Tiger April | Girl

Li Na reached into her pocket and pulled out a memory card. On it was footage she had taken over two years—hidden cameras she had placed along the ridge, powered by a small solar panel she’d saved up for. The footage showed the tiger. A female, with cubs. It also showed the cranes, and a rare orchid that botanists thought was extinct.

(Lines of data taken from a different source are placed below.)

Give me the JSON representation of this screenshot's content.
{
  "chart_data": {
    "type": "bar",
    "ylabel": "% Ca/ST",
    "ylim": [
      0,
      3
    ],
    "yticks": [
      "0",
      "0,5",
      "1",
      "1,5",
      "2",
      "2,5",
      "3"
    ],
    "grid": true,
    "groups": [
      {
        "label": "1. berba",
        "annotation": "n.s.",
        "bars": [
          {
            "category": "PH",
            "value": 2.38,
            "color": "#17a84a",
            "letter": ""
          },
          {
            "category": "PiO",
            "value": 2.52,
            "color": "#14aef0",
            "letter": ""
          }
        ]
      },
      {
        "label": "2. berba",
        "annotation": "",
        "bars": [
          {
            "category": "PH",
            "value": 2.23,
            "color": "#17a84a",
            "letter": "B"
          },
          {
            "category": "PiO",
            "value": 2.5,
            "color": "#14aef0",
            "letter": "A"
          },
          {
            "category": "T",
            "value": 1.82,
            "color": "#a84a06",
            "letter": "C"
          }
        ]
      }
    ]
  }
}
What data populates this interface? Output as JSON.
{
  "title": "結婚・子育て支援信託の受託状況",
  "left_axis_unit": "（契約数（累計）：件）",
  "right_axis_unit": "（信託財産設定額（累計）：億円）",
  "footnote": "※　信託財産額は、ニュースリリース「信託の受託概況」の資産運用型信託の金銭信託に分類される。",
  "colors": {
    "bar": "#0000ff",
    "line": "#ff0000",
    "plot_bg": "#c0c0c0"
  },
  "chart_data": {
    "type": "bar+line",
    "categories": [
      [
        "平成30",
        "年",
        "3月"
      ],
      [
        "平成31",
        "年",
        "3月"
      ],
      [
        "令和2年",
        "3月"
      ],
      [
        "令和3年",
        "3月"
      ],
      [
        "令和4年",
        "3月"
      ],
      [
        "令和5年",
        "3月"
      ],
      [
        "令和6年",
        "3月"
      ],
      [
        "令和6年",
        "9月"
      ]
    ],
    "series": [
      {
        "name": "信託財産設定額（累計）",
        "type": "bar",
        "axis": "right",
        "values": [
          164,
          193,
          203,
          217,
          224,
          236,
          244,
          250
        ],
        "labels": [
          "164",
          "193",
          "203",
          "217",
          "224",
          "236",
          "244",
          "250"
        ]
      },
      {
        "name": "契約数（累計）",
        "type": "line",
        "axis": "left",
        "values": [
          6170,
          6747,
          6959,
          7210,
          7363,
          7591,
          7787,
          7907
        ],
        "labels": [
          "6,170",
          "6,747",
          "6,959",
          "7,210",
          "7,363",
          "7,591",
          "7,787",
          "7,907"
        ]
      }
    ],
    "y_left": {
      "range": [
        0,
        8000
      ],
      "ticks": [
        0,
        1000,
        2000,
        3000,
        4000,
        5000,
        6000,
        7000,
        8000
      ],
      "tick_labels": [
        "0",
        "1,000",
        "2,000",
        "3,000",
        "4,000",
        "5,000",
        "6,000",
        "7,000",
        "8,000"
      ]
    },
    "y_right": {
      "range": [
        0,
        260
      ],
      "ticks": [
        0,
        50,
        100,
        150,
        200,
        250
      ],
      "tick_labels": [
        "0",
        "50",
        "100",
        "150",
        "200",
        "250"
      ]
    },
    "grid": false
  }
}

“You have the spirit of the mountain,” he told her once when she was twelve, watching her sketch a koi fish in the mud with a bamboo stick. “The tiger watches the world as a chessboard. The April girl watches it as a painting. You do both.” tiger april girl

Within two years, the village earned more from ten tourists than the resort would have paid in a decade of rent. The tiger’s cubs grew strong. The cranes came back each April. And Li Na? Li Na reached into her pocket and pulled out a memory card

The old Chinese zodiac said that those born in the Year of the Tiger are brave, competitive, and unpredictable. But those born in April—under the sign of the Ram—are supposed to be gentle, artistic, and a little bit lost in their own dreams. Li Na was both, and the combination made her a living contradiction. A female, with cubs

Her mother told her to stay quiet. “You’re just a girl. And an April girl at that—too soft for a fight.”

The manager, a heavy man in a gray suit, laughed when she laid out her hand-drawn map of the valley, marked with the nests, the tiger trails, and the centuries-old tea trees. “What is this? A fairy tale?”